Your first move is to think about packing as many wholesome activities as you can into your weekend. We call this the Testosterone Defence. Now, there is a direct correlation between the average age of your group and the effects of the Testosterone Defence. The older they are, the more likely they will be knackered after a hard day’s paintballing, go-karting, and football. And that means a far tamer ‘session’ in the evening. Younger groups should really push the boat out in the day - even running the London Marathon may not have the desired effect.

The Butler Technique

For those of you who just can’t be bothered, why not try the Butler Technique? It’s simple, incredibly lazy, but effective. Head over to stagit.ie or somewhere similar and let them do everything for you. As long as you have a basic idea of what you want to do, they’ll take care of everything - for a small price, of course. When everyone congratulates you on such a successful weekend, just lap up the praise: you deserve it.

Alpha Style

This method of organization takes big cajones. You have to lay down the law right from the off, and boss that entire bunch of lads. Ask no questions, and make it clear you aren’t interested in anyone else’s opinion. It’s your responsibility, and you are going to arrange everything on your terms.

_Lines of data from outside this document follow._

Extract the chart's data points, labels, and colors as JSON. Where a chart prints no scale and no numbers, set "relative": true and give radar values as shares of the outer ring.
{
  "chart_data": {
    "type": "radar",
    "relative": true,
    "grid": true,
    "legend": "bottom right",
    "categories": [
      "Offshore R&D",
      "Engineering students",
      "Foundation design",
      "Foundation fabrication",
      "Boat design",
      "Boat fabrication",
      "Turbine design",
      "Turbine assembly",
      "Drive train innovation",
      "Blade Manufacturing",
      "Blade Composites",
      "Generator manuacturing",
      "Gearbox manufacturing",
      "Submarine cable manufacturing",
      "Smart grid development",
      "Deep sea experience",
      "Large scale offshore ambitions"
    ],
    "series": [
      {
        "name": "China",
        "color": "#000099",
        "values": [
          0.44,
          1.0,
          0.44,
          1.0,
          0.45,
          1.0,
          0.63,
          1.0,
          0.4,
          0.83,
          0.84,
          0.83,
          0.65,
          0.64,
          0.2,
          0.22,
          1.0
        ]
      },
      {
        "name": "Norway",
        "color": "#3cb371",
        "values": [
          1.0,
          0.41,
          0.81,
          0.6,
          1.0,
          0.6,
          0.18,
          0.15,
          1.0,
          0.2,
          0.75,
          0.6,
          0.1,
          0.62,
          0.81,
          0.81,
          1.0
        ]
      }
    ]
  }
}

You'll act like a shady debt collector when it comes to collecting the money. People will understand that you are not to be messed with. Once they know who is in charge, all you need to do is clear your ideas with the bride and her mum, and everything will be sweet.

The Joker

You have to pick the right moment to play your Joker, as you will only get away with it once. There will be plenty of moments when things appear to be getting out of hand on the stag do. And, when they do, it’s up to you to decide whether they are controllable or that it’s time to step in. A round of shots too many is not the time to play your Joker. But when the groom is about to be stripped down to the skin, tied to a motorbike, and dragged through a busy city centre? That’s when you reveal that the greatest kebab house known to man is just over on the next street.

There you have it - the no-sweat guide to running a stag do. Follow these methods and you should keep everyone happy - and in check!